Many companies can point to places in their project work process where Lessons Capture meetings are mandated, or recommended, or scheduled.  We have not yet assessed any company where they schedule, mandate or recommend a step within the project process where existing lessons are reviewed and incorporated.

That’s a strike rate of zero. None of these companies have embedded a step for learning from others.
Here’s a recent example.

Me – “Do you have lesson-learning embedded in work process?”

Company – “Yes, lets look at the project process – here you go; a lessons capture step built in here, and another here, and another recommended here"

Me – “Very good. Lots of steps where you Identify lessons. Now where is the step where you review lessons from others, and re-use lessons?”

Company – “Um, we don’t have a process for that”
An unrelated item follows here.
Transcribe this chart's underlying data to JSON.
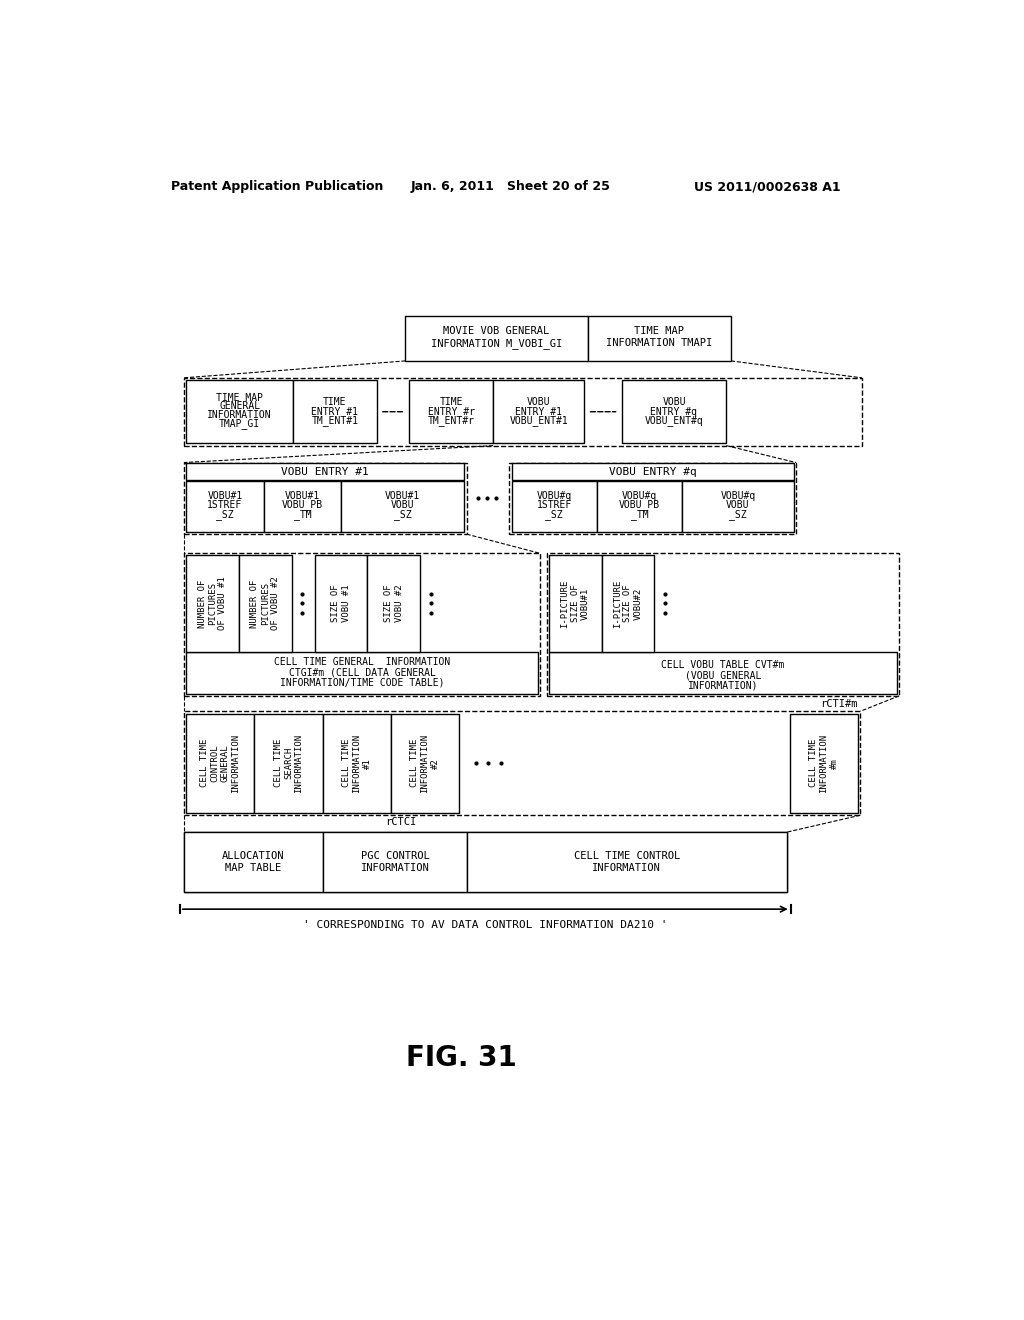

There really is little point in capturing lessons, if you don’t do anything with them, and no point in embedding lessons capture if you don’t embed lessons review. That would be like writing schoolbooks which nobody will ever read.

6 comments:

Jeremy Sluyters said...

Nick, you say that no organization has a lessons learned review with others? None you have seen? That is sad! I will be the first to admit that my org doesn't have great programs, but I thought there would be good examples out there. What would your ideal process look like?

Nick Milton said...

That's not what I meant to say, Jeremy, sorry.

Most companies do some sort of learning from others. None of the companies *we have assessed* have *embedded a learning step* into their standard process, despite the fact that they *have* embedded a learning capture step.
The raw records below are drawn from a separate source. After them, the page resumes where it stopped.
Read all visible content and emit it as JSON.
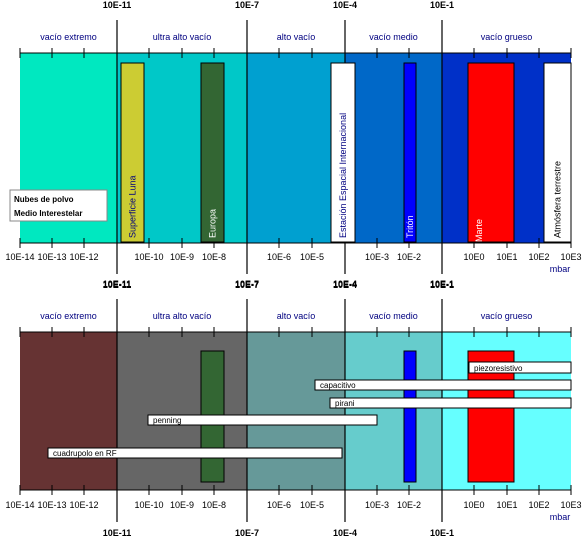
{
  "unit": "mbar",
  "top_pressure_labels": [
    "10E-11",
    "10E-7",
    "10E-4",
    "10E-1"
  ],
  "regions": [
    {
      "label": "vacío extremo"
    },
    {
      "label": "ultra alto vacío"
    },
    {
      "label": "alto vacío"
    },
    {
      "label": "vacío medio"
    },
    {
      "label": "vacío grueso"
    }
  ],
  "ticks": [
    "10E-14",
    "10E-13",
    "10E-12",
    "10E-10",
    "10E-9",
    "10E-8",
    "10E-6",
    "10E-5",
    "10E-3",
    "10E-2",
    "10E0",
    "10E1",
    "10E2",
    "10E3"
  ],
  "colors": {
    "top_regions": [
      "#00e8c0",
      "#00c8c8",
      "#00a0d0",
      "#0068c8",
      "#0030c8"
    ],
    "bottom_regions": [
      "#663333",
      "#666666",
      "#669999",
      "#66cccc",
      "#66ffff"
    ]
  },
  "environments": {
    "legend": [
      "Nubes de polvo",
      "Medio Interestelar"
    ],
    "bars": [
      {
        "label": "Superficie Luna",
        "color": "#cccc33"
      },
      {
        "label": "Europa",
        "color": "#336633"
      },
      {
        "label": "Estación Espacial Internacional",
        "color": "#ffffff"
      },
      {
        "label": "Tritón",
        "color": "#0000ff"
      },
      {
        "label": "Marte",
        "color": "#ff0000"
      },
      {
        "label": "Atmósfera terrestre",
        "color": "#ffffff"
      }
    ]
  },
  "gauges": {
    "ranges": [
      {
        "label": "piezoresistivo"
      },
      {
        "label": "capacitivo"
      },
      {
        "label": "pirani"
      },
      {
        "label": "penning"
      },
      {
        "label": "cuadrupolo en RF"
      }
    ]
  }
}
I know of some companies who do have this learning step embedded into process, but these are few, and not in our assessment dataset

I would be interested to know how your company has embedded this learning step into their standard process?

Jeremy sluyters said...

We don't do a great job at either! But we are building both aspects into our project management and execution processes.

Nick Milton said...

Good for you Jeremy, well done

Pete Bond said...

Why not embed at job or role description level and roll in with appraisal performance review? I recommend this to clients. Sometimes it works, sometimes it doesn't. It depends on prevalent attitudes and management/leadership styles and how well the appraisal system is adhered to.

Nick Milton said...

That's sort of what we do Pete - we embed a process step within the project management structure, we introduce the Project Knowledge Manager role, and we introduce a Project Knowledge Management plan as an organising/governance document.

We embed it in the same way that you would embed risk management in a project - a process step, a plan, an owner, and then involvement of the project team in the risk management process.

If management will endorse this, then it always works.